Quantifying Differences in Gene Networks via Graph Curvature

Abstract: Fast improvements of technologies for the acquirement of large genomic data through single cell RNA-sequencing have led to a need for new mathematical methods for the analysis of such data. One approach of representing this data that has emerged over the last couple of decades is through graph representations, i.e. as networks that describes how genes interact with each other. There has since then been a development of a multitude of methods based on these so-called co-expression networks for gene analysis. More recently, a notion of curvature has provided a methodology for quantifying differences and similarities in these large graphs, but better understanding of the methods are still needed, especially when the networks considered grows larger and larger.

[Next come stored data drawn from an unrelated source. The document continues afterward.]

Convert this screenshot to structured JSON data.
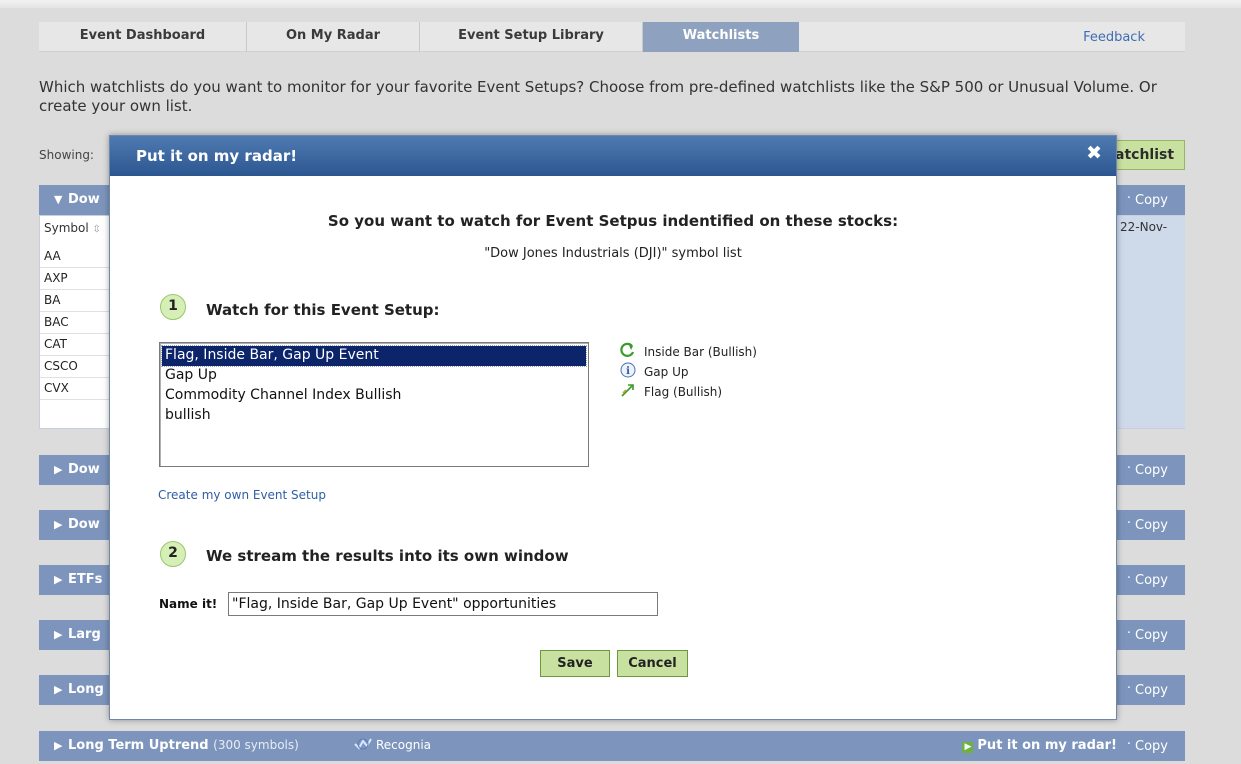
{
  "nav": {
    "tabs": [
      {
        "label": "Event Dashboard",
        "active": false
      },
      {
        "label": "On My Radar",
        "active": false
      },
      {
        "label": "Event Setup Library",
        "active": false
      },
      {
        "label": "Watchlists",
        "active": true
      }
    ],
    "feedback": "Feedback"
  },
  "intro": "Which watchlists do you want to monitor for your favorite Event Setups? Choose from pre-defined watchlists like the S&P 500 or Unusual Volume. Or create your own list.",
  "showing_label": "Showing:",
  "add_watchlist_label": "atchlist",
  "panels": {
    "dow_expanded_title": "Dow",
    "symbol_header": "Symbol",
    "date_header": "22-Nov-",
    "symbols": [
      "AA",
      "AXP",
      "BA",
      "BAC",
      "CAT",
      "CSCO",
      "CVX"
    ],
    "collapsed_titles": [
      "Dow",
      "Dow",
      "ETFs",
      "Larg",
      "Long"
    ],
    "copy_label": "Copy",
    "last": {
      "title": "Long Term Uptrend",
      "count": "(300 symbols)",
      "brand": "Recognia",
      "radar": "Put it on my radar!",
      "copy": "Copy"
    }
  },
  "modal": {
    "title": "Put it on my radar!",
    "heading": "So you want to watch for Event Setpus indentified on these stocks:",
    "subheading": "\"Dow Jones Industrials (DJI)\" symbol list",
    "step1": {
      "number": "1",
      "title": "Watch for this Event Setup:"
    },
    "setups": [
      "Flag, Inside Bar, Gap Up Event",
      "Gap Up",
      "Commodity Channel Index Bullish",
      "bullish"
    ],
    "selected_setup": "Flag, Inside Bar, Gap Up Event",
    "legend": [
      {
        "icon": "inside-bar-icon",
        "label": "Inside Bar (Bullish)"
      },
      {
        "icon": "info-icon",
        "label": "Gap Up"
      },
      {
        "icon": "flag-icon",
        "label": "Flag (Bullish)"
      }
    ],
    "create_link": "Create my own Event Setup",
    "step2": {
      "number": "2",
      "title": "We stream the results into its own window"
    },
    "name_label": "Name it!",
    "name_value": "\"Flag, Inside Bar, Gap Up Event\" opportunities",
    "save": "Save",
    "cancel": "Cancel"
  },
  "colors": {
    "panel_bar": "#7d95bd",
    "modal_header": "#2c5690",
    "button_green": "#c9e1a0",
    "active_tab": "#8ea2c0",
    "selected_option": "#0b246a"
  }
}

Pompe disease is a rare genetic disorder caused due to mutations in the GAA gene which codes the enzyme acid alpha glucosidase (GAA). Current treatment involves enzyme replacement therapy and the side effects vary between patients. Here we develop an approach to identify genes and pathways that can reduce the disease pathology by utilizing concominant treatments or reduce the immunogenicity of current treatments. In this project we use single cell RNA-sequencing of hundreds of cells from real patients to generate networks describing gene interactions. The Ollivier-Ricci curvature is calculated for the large networks using entropy-regulated optimal mass transport. The top genes we identify by our method have a strong presence in prior literature in association with lysosomal and mitochondrial diseases. This positive verification from scientific literature makes this methodology for narrowing down genes of interest promising.